Hypertrophic Cardiomyopathy
Introduction
Hypertrophic cardiomyopathy (HCM) is a genetic disease of cardiac muscle with a wide range of structural and functional abnormalities leading to symptoms of dyspnea, angina, and syncope. The many names that have been attributed to what is now known simply as hypertrophic cardiomyopathy reflect evolving understanding of the pathophysiology. Previous designations include functional aortic stenosis, muscular subaortic stenosis, idiopathic hypertrophic subaortic stenosis, and hypertrophic obstructive cardiomyopathy (HOCM). Currently, experts prefer a simpler nomenclature of hypertrophic cardiomyopathy with or without obstruction. Available therapies, both medical and surgical, have expanded over the last half-century, and HCM is now a treatable disease with favorable outcomes. Practice guidelines recommend initial medical management of symptomatic patients with obstructive HCM initially using nonvasodilating beta-blockers titrated to effectiveness or maximally tolerated doses.[1] In patients for whom beta-blockers are ineffective or not tolerated, substitution with non-dihydropyridine calcium channel blockers (eg, verapamil, diltiazem) is recommended, and for those who have persistent severe symptoms attributable to left ventricular outflow tract (LVOT) obstruction despite beta-blockers or non-dihydropyridine calcium channel blockers, either adding disopyramide in combination with 1 of the other drugs, or septal reduction therapy (SRT) by myectomy or alcohol septal ablation should be considered. A recently FDA-approved oral myosin inhibitor, mavacamten (Camzyos®) has been shown in a randomized trial to reduce LVOT gradients and improve symptoms in patients who would otherwise be eligible for SRT.[2],[3] However, the long-term safety and effectiveness of mavacamten have not been established, and the use of the drug is costly and requires careful echocardiographic surveillance for systolic dysfunction.

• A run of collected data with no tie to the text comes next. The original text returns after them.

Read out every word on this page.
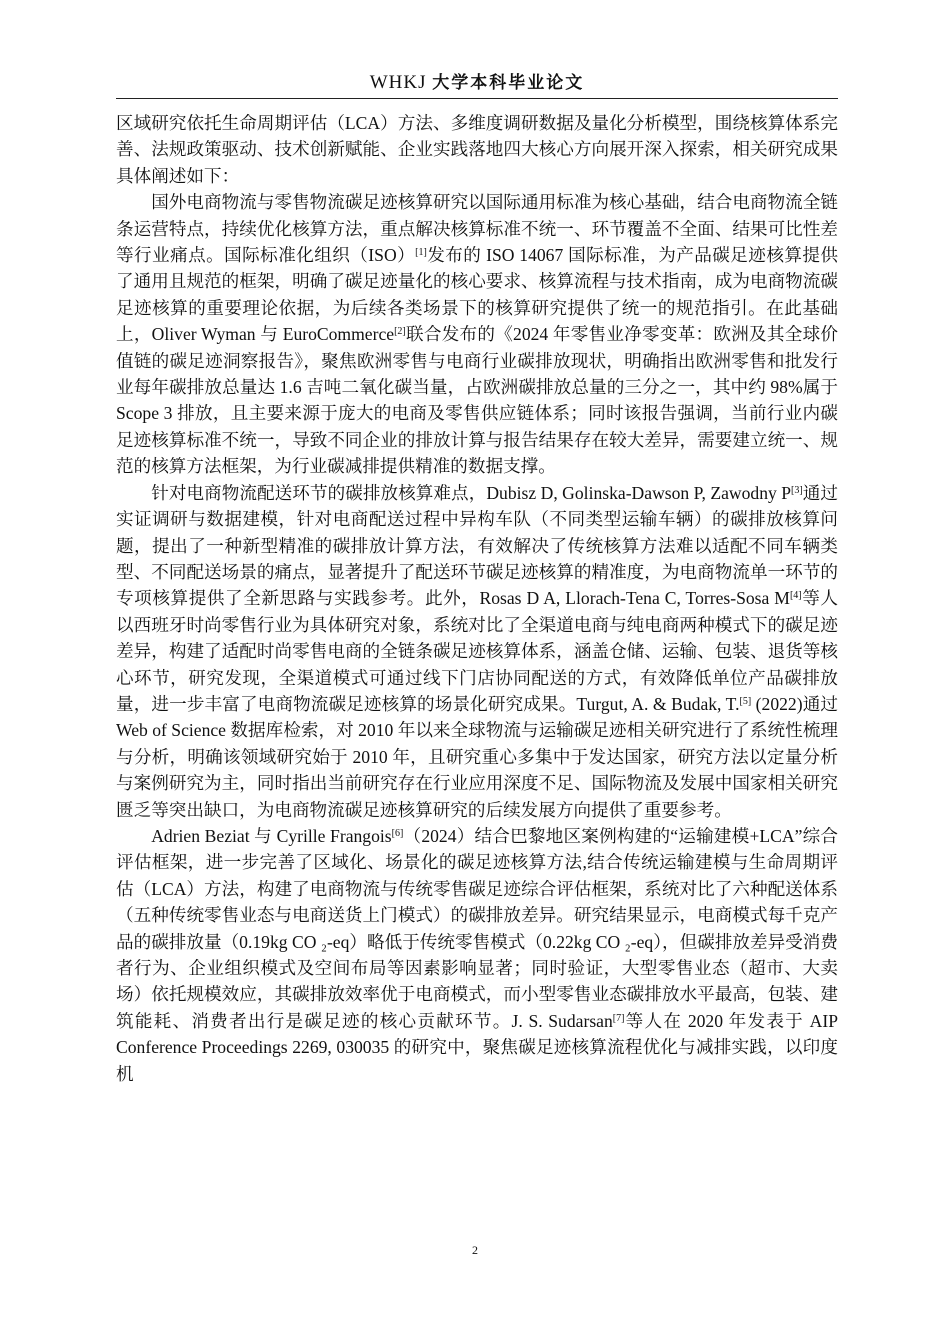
WHKJ 大学本科毕业论文

区域研究依托生命周期评估（LCA）方法、多维度调研数据及量化分析模型，围绕核算体系完善、法规政策驱动、技术创新赋能、企业实践落地四大核心方向展开深入探索，相关研究成果具体阐述如下：

国外电商物流与零售物流碳足迹核算研究以国际通用标准为核心基础，结合电商物流全链条运营特点，持续优化核算方法，重点解决核算标准不统一、环节覆盖不全面、结果可比性差等行业痛点。国际标准化组织（ISO）[1]发布的 ISO 14067 国际标准，为产品碳足迹核算提供了通用且规范的框架，明确了碳足迹量化的核心要求、核算流程与技术指南，成为电商物流碳足迹核算的重要理论依据，为后续各类场景下的核算研究提供了统一的规范指引。在此基础上，Oliver Wyman 与 EuroCommerce[2]联合发布的《2024 年零售业净零变革：欧洲及其全球价值链的碳足迹洞察报告》，聚焦欧洲零售与电商行业碳排放现状，明确指出欧洲零售和批发行业每年碳排放总量达 1.6 吉吨二氧化碳当量，占欧洲碳排放总量的三分之一，其中约 98%属于 Scope 3 排放，且主要来源于庞大的电商及零售供应链体系；同时该报告强调，当前行业内碳足迹核算标准不统一，导致不同企业的排放计算与报告结果存在较大差异，需要建立统一、规范的核算方法框架，为行业碳减排提供精准的数据支撑。

针对电商物流配送环节的碳排放核算难点，Dubisz D, Golinska-Dawson P, Zawodny P[3]通过实证调研与数据建模，针对电商配送过程中异构车队（不同类型运输车辆）的碳排放核算问题，提出了一种新型精准的碳排放计算方法，有效解决了传统核算方法难以适配不同车辆类型、不同配送场景的痛点，显著提升了配送环节碳足迹核算的精准度，为电商物流单一环节的专项核算提供了全新思路与实践参考。此外，Rosas D A, Llorach-Tena C, Torres-Sosa M[4]等人以西班牙时尚零售行业为具体研究对象，系统对比了全渠道电商与纯电商两种模式下的碳足迹差异，构建了适配时尚零售电商的全链条碳足迹核算体系，涵盖仓储、运输、包装、退货等核心环节，研究发现，全渠道模式可通过线下门店协同配送的方式，有效降低单位产品碳排放量，进一步丰富了电商物流碳足迹核算的场景化研究成果。Turgut, A. & Budak, T.[5] (2022)通过 Web of Science 数据库检索，对 2010 年以来全球物流与运输碳足迹相关研究进行了系统性梳理与分析，明确该领域研究始于 2010 年，且研究重心多集中于发达国家，研究方法以定量分析与案例研究为主，同时指出当前研究存在行业应用深度不足、国际物流及发展中国家相关研究匮乏等突出缺口，为电商物流碳足迹核算研究的后续发展方向提供了重要参考。

Adrien Beziat 与 Cyrille Frangois[6]（2024）结合巴黎地区案例构建的“运输建模+LCA”综合评估框架，进一步完善了区域化、场景化的碳足迹核算方法,结合传统运输建模与生命周期评估（LCA）方法，构建了电商物流与传统零售碳足迹综合评估框架，系统对比了六种配送体系（五种传统零售业态与电商送货上门模式）的碳排放差异。研究结果显示，电商模式每千克产品的碳排放量（0.19kg CO ₂-eq）略低于传统零售模式（0.22kg CO ₂-eq），但碳排放差异受消费者行为、企业组织模式及空间布局等因素影响显著；同时验证，大型零售业态（超市、大卖场）依托规模效应，其碳排放效率优于电商模式，而小型零售业态碳排放水平最高，包装、建筑能耗、消费者出行是碳足迹的核心贡献环节。J. S. Sudarsan[7]等人在 2020 年发表于 AIP Conference Proceedings 2269, 030035 的研究中，聚焦碳足迹核算流程优化与减排实践，以印度机

2
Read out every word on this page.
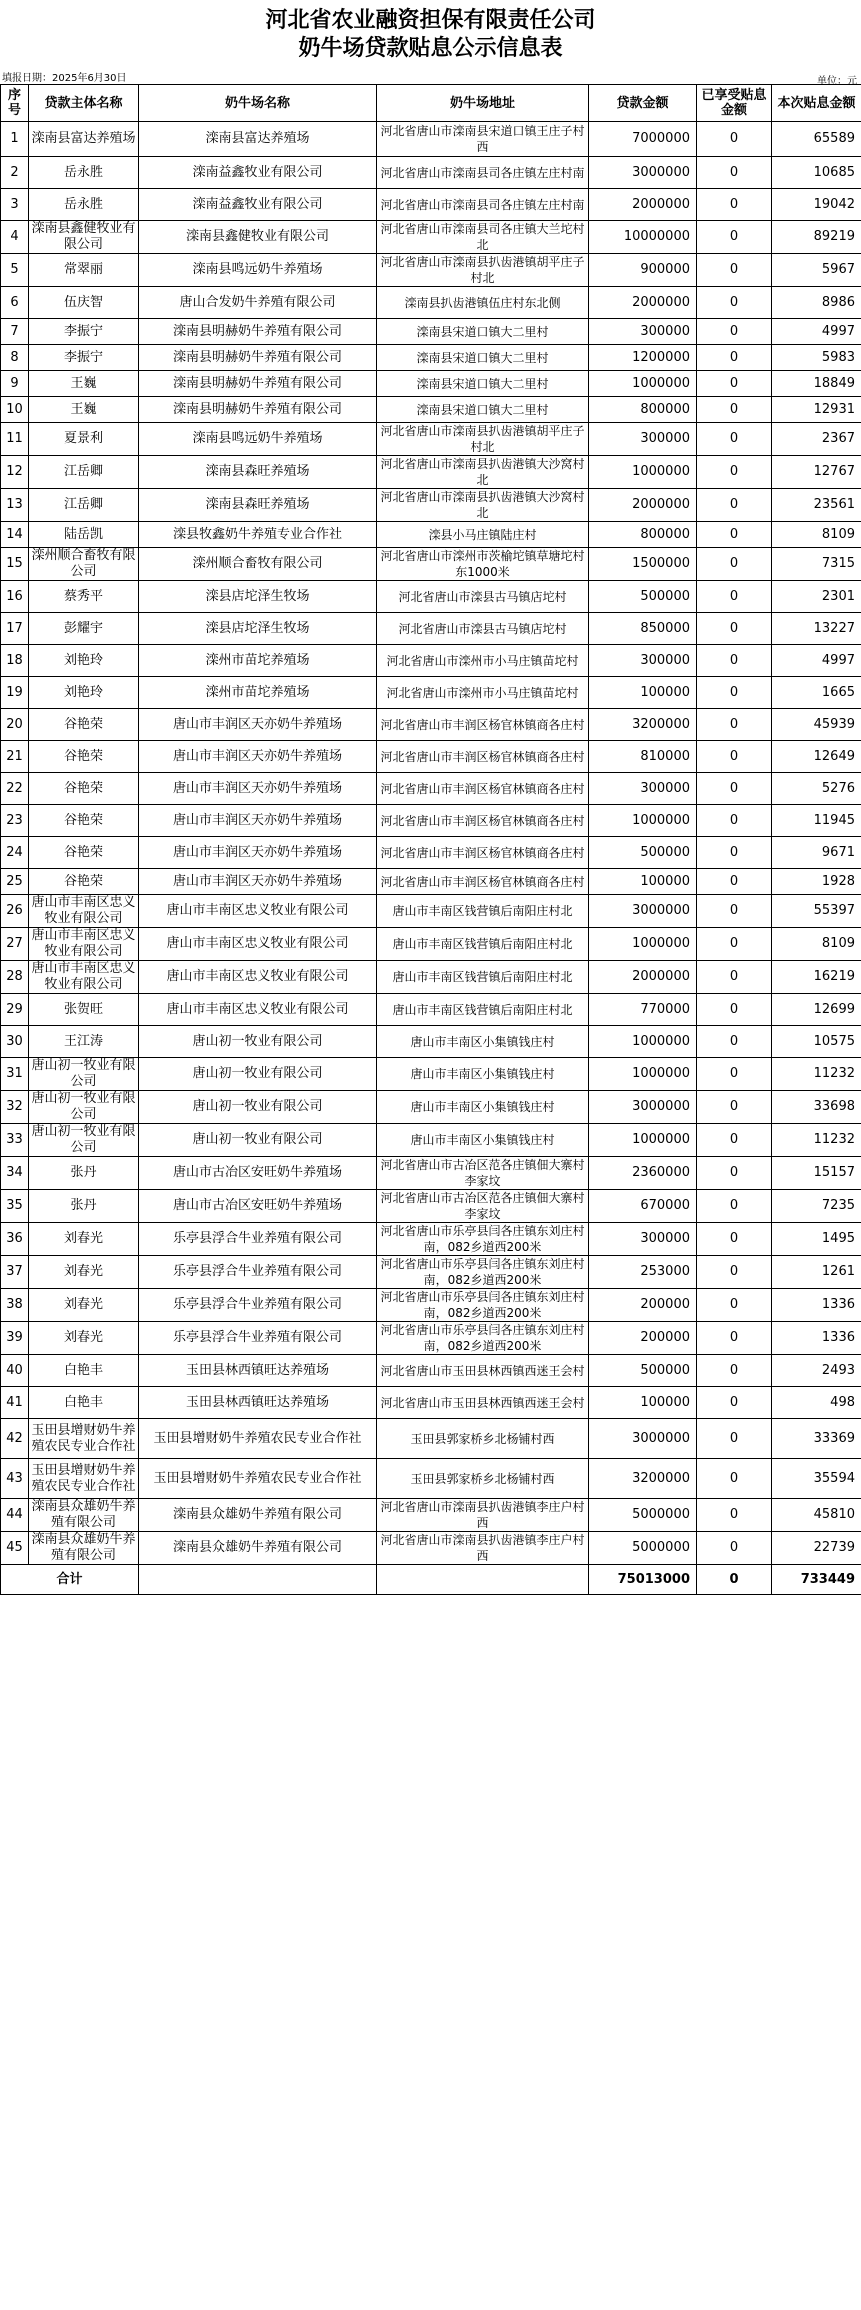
河北省农业融资担保有限责任公司
奶牛场贷款贴息公示信息表
填报日期：2025年6月30日	单位：元
序号	贷款主体名称	奶牛场名称	奶牛场地址	贷款金额	已享受贴息金额	本次贴息金额
1	滦南县富达养殖场	滦南县富达养殖场	河北省唐山市滦南县宋道口镇王庄子村西	7000000	0	65589
2	岳永胜	滦南益鑫牧业有限公司	河北省唐山市滦南县司各庄镇左庄村南	3000000	0	10685
3	岳永胜	滦南益鑫牧业有限公司	河北省唐山市滦南县司各庄镇左庄村南	2000000	0	19042
4	滦南县鑫健牧业有限公司	滦南县鑫健牧业有限公司	河北省唐山市滦南县司各庄镇大兰坨村北	10000000	0	89219
5	常翠丽	滦南县鸣远奶牛养殖场	河北省唐山市滦南县扒齿港镇胡平庄子村北	900000	0	5967
6	伍庆智	唐山合发奶牛养殖有限公司	滦南县扒齿港镇伍庄村东北侧	2000000	0	8986
7	李振宁	滦南县明赫奶牛养殖有限公司	滦南县宋道口镇大二里村	300000	0	4997
8	李振宁	滦南县明赫奶牛养殖有限公司	滦南县宋道口镇大二里村	1200000	0	5983
9	王巍	滦南县明赫奶牛养殖有限公司	滦南县宋道口镇大二里村	1000000	0	18849
10	王巍	滦南县明赫奶牛养殖有限公司	滦南县宋道口镇大二里村	800000	0	12931
11	夏景利	滦南县鸣远奶牛养殖场	河北省唐山市滦南县扒齿港镇胡平庄子村北	300000	0	2367
12	江岳卿	滦南县森旺养殖场	河北省唐山市滦南县扒齿港镇大沙窝村北	1000000	0	12767
13	江岳卿	滦南县森旺养殖场	河北省唐山市滦南县扒齿港镇大沙窝村北	2000000	0	23561
14	陆岳凯	滦县牧鑫奶牛养殖专业合作社	滦县小马庄镇陆庄村	800000	0	8109
15	滦州顺合畜牧有限公司	滦州顺合畜牧有限公司	河北省唐山市滦州市茨榆坨镇草塘坨村东1000米	1500000	0	7315
16	蔡秀平	滦县店坨泽生牧场	河北省唐山市滦县古马镇店坨村	500000	0	2301
17	彭耀宇	滦县店坨泽生牧场	河北省唐山市滦县古马镇店坨村	850000	0	13227
18	刘艳玲	滦州市苗坨养殖场	河北省唐山市滦州市小马庄镇苗坨村	300000	0	4997
19	刘艳玲	滦州市苗坨养殖场	河北省唐山市滦州市小马庄镇苗坨村	100000	0	1665
20	谷艳荣	唐山市丰润区天亦奶牛养殖场	河北省唐山市丰润区杨官林镇商各庄村	3200000	0	45939
21	谷艳荣	唐山市丰润区天亦奶牛养殖场	河北省唐山市丰润区杨官林镇商各庄村	810000	0	12649
22	谷艳荣	唐山市丰润区天亦奶牛养殖场	河北省唐山市丰润区杨官林镇商各庄村	300000	0	5276
23	谷艳荣	唐山市丰润区天亦奶牛养殖场	河北省唐山市丰润区杨官林镇商各庄村	1000000	0	11945
24	谷艳荣	唐山市丰润区天亦奶牛养殖场	河北省唐山市丰润区杨官林镇商各庄村	500000	0	9671
25	谷艳荣	唐山市丰润区天亦奶牛养殖场	河北省唐山市丰润区杨官林镇商各庄村	100000	0	1928
26	唐山市丰南区忠义牧业有限公司	唐山市丰南区忠义牧业有限公司	唐山市丰南区钱营镇后南阳庄村北	3000000	0	55397
27	唐山市丰南区忠义牧业有限公司	唐山市丰南区忠义牧业有限公司	唐山市丰南区钱营镇后南阳庄村北	1000000	0	8109
28	唐山市丰南区忠义牧业有限公司	唐山市丰南区忠义牧业有限公司	唐山市丰南区钱营镇后南阳庄村北	2000000	0	16219
29	张贺旺	唐山市丰南区忠义牧业有限公司	唐山市丰南区钱营镇后南阳庄村北	770000	0	12699
30	王江涛	唐山初一牧业有限公司	唐山市丰南区小集镇钱庄村	1000000	0	10575
31	唐山初一牧业有限公司	唐山初一牧业有限公司	唐山市丰南区小集镇钱庄村	1000000	0	11232
32	唐山初一牧业有限公司	唐山初一牧业有限公司	唐山市丰南区小集镇钱庄村	3000000	0	33698
33	唐山初一牧业有限公司	唐山初一牧业有限公司	唐山市丰南区小集镇钱庄村	1000000	0	11232
34	张丹	唐山市古冶区安旺奶牛养殖场	河北省唐山市古冶区范各庄镇佃大寨村李家坟	2360000	0	15157
35	张丹	唐山市古冶区安旺奶牛养殖场	河北省唐山市古冶区范各庄镇佃大寨村李家坟	670000	0	7235
36	刘春光	乐亭县浮合牛业养殖有限公司	河北省唐山市乐亭县闫各庄镇东刘庄村南，082乡道西200米	300000	0	1495
37	刘春光	乐亭县浮合牛业养殖有限公司	河北省唐山市乐亭县闫各庄镇东刘庄村南，082乡道西200米	253000	0	1261
38	刘春光	乐亭县浮合牛业养殖有限公司	河北省唐山市乐亭县闫各庄镇东刘庄村南，082乡道西200米	200000	0	1336
39	刘春光	乐亭县浮合牛业养殖有限公司	河北省唐山市乐亭县闫各庄镇东刘庄村南，082乡道西200米	200000	0	1336
40	白艳丰	玉田县林西镇旺达养殖场	河北省唐山市玉田县林西镇西迷王会村	500000	0	2493
41	白艳丰	玉田县林西镇旺达养殖场	河北省唐山市玉田县林西镇西迷王会村	100000	0	498
42	玉田县增财奶牛养殖农民专业合作社	玉田县增财奶牛养殖农民专业合作社	玉田县郭家桥乡北杨铺村西	3000000	0	33369
43	玉田县增财奶牛养殖农民专业合作社	玉田县增财奶牛养殖农民专业合作社	玉田县郭家桥乡北杨铺村西	3200000	0	35594
44	滦南县众雄奶牛养殖有限公司	滦南县众雄奶牛养殖有限公司	河北省唐山市滦南县扒齿港镇李庄户村西	5000000	0	45810
45	滦南县众雄奶牛养殖有限公司	滦南县众雄奶牛养殖有限公司	河北省唐山市滦南县扒齿港镇李庄户村西	5000000	0	22739
合计				75013000	0	733449
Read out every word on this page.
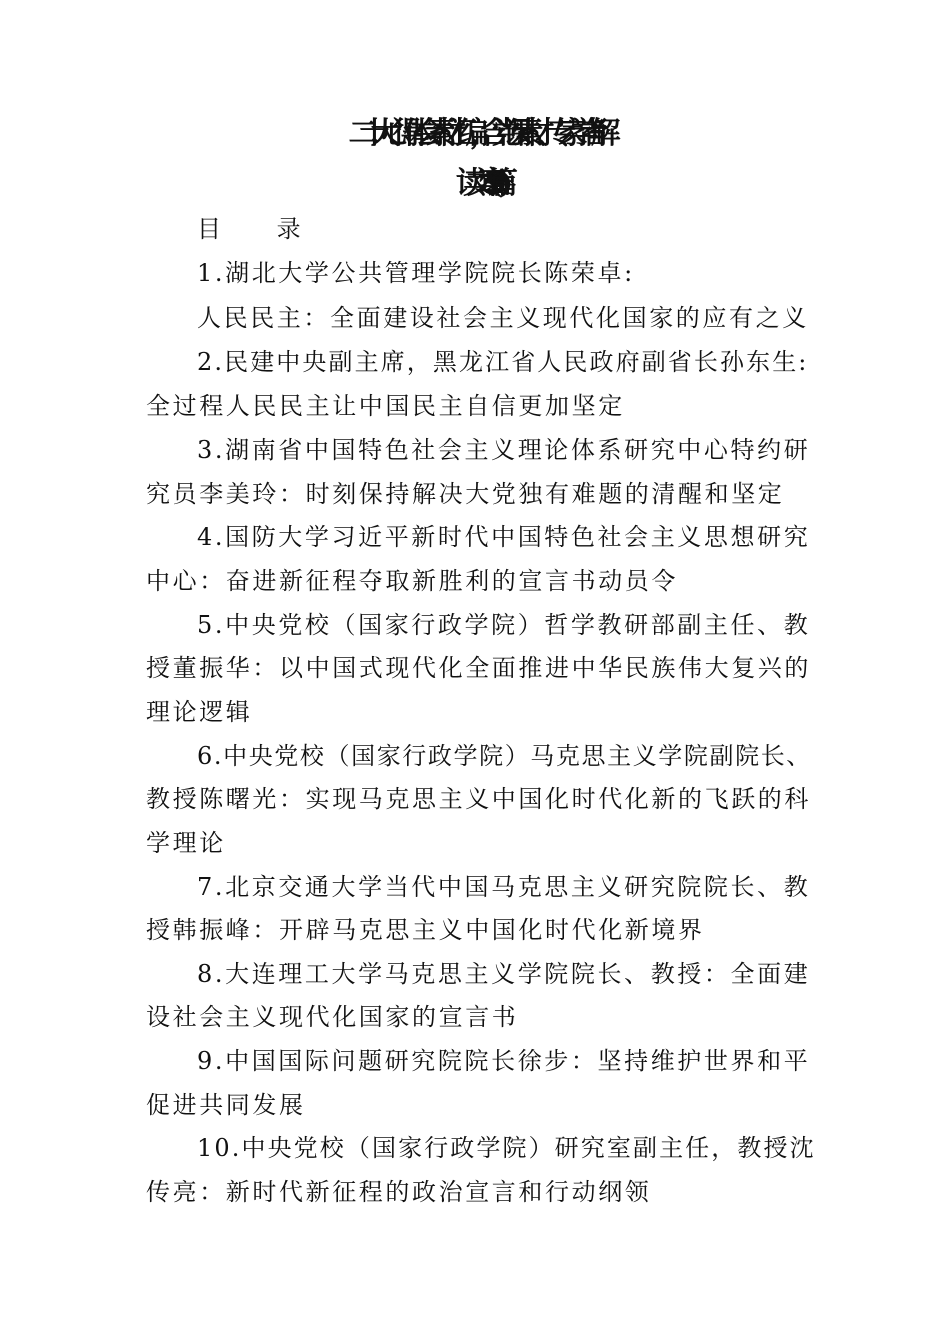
二十大心得体会素材汇编，含党课素材、专家学者解
读文章(29篇)
目 录
1.湖北大学公共管理学院院长陈荣卓:
人民民主：全面建设社会主义现代化国家的应有之义
2.民建中央副主席，黑龙江省人民政府副省长孙东生:
全过程人民民主让中国民主自信更加坚定
3.湖南省中国特色社会主义理论体系研究中心特约研
究员李美玲：时刻保持解决大党独有难题的清醒和坚定
4.国防大学习近平新时代中国特色社会主义思想研究
中心：奋进新征程夺取新胜利的宣言书动员令
5.中央党校（国家行政学院）哲学教研部副主任、教
授董振华：以中国式现代化全面推进中华民族伟大复兴的
理论逻辑
6.中央党校（国家行政学院）马克思主义学院副院长、
教授陈曙光：实现马克思主义中国化时代化新的飞跃的科
学理论
7.北京交通大学当代中国马克思主义研究院院长、教
授韩振峰：开辟马克思主义中国化时代化新境界
8.大连理工大学马克思主义学院院长、教授：全面建
设社会主义现代化国家的宣言书
9.中国国际问题研究院院长徐步：坚持维护世界和平
促进共同发展
10.中央党校（国家行政学院）研究室副主任，教授沈
传亮：新时代新征程的政治宣言和行动纲领
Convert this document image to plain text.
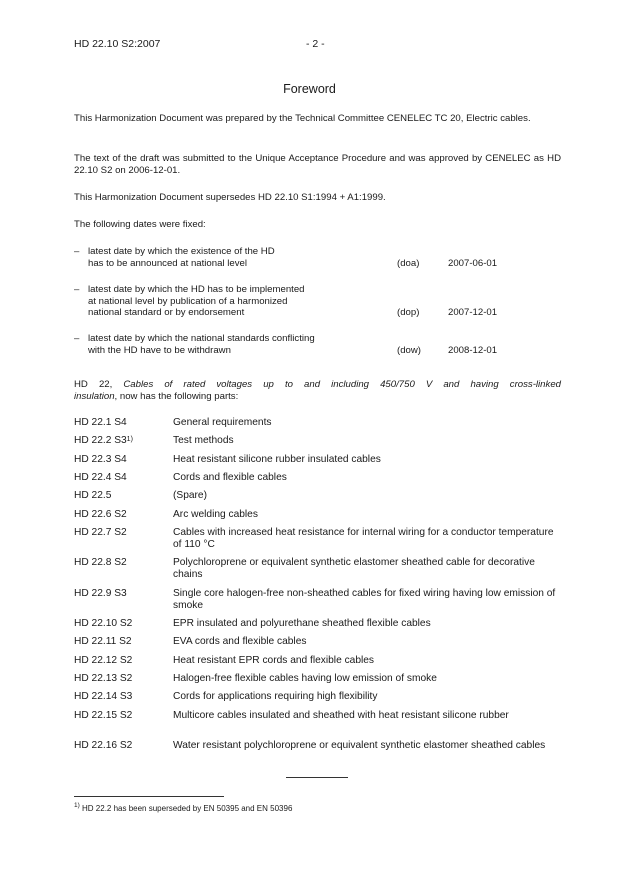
HD 22.10 S2:2007	- 2 -
Foreword
This Harmonization Document was prepared by the Technical Committee CENELEC TC 20, Electric cables.
The text of the draft was submitted to the Unique Acceptance Procedure and was approved by CENELEC as HD 22.10 S2 on 2006-12-01.
This Harmonization Document supersedes HD 22.10 S1:1994 + A1:1999.
The following dates were fixed:
– latest date by which the existence of the HD
has to be announced at national level	(doa)	2007-06-01
– latest date by which the HD has to be implemented
at national level by publication of a harmonized
national standard or by endorsement	(dop)	2007-12-01
– latest date by which the national standards conflicting
with the HD have to be withdrawn	(dow)	2008-12-01
HD 22, Cables of rated voltages up to and including 450/750 V and having cross-linked
insulation, now has the following parts:
HD 22.1 S4	General requirements
HD 22.2 S3$^{1)}$	Test methods
HD 22.3 S4	Heat resistant silicone rubber insulated cables
HD 22.4 S4	Cords and flexible cables
HD 22.5	(Spare)
HD 22.6 S2	Arc welding cables
HD 22.7 S2	Cables with increased heat resistance for internal wiring for a conductor temperature of 110 °C
HD 22.8 S2	Polychloroprene or equivalent synthetic elastomer sheathed cable for decorative chains
HD 22.9 S3	Single core halogen-free non-sheathed cables for fixed wiring having low emission of smoke
HD 22.10 S2	EPR insulated and polyurethane sheathed flexible cables
HD 22.11 S2	EVA cords and flexible cables
HD 22.12 S2	Heat resistant EPR cords and flexible cables
HD 22.13 S2	Halogen-free flexible cables having low emission of smoke
HD 22.14 S3	Cords for applications requiring high flexibility
HD 22.15 S2	Multicore cables insulated and sheathed with heat resistant silicone rubber
HD 22.16 S2	Water resistant polychloroprene or equivalent synthetic elastomer sheathed cables
$^{1)}$ HD 22.2 has been superseded by EN 50395 and EN 50396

As discussed below, transaortic septal myectomy is the preferred method of SRT for most symptomatic patients with obstructive HCM. Early surgical approaches aimed at alleviating left ventricular outflow tract (LVOT) obstruction were hampered by a lack of understanding of the anatomy and pathophysiology of obstructive HCM. With the advent of Doppler echocardiography and, more recently, cardiac MRI, surgeons can precisely assess the location and degree of obstruction, left ventricular size and function, and morphology and function of the mitral valve.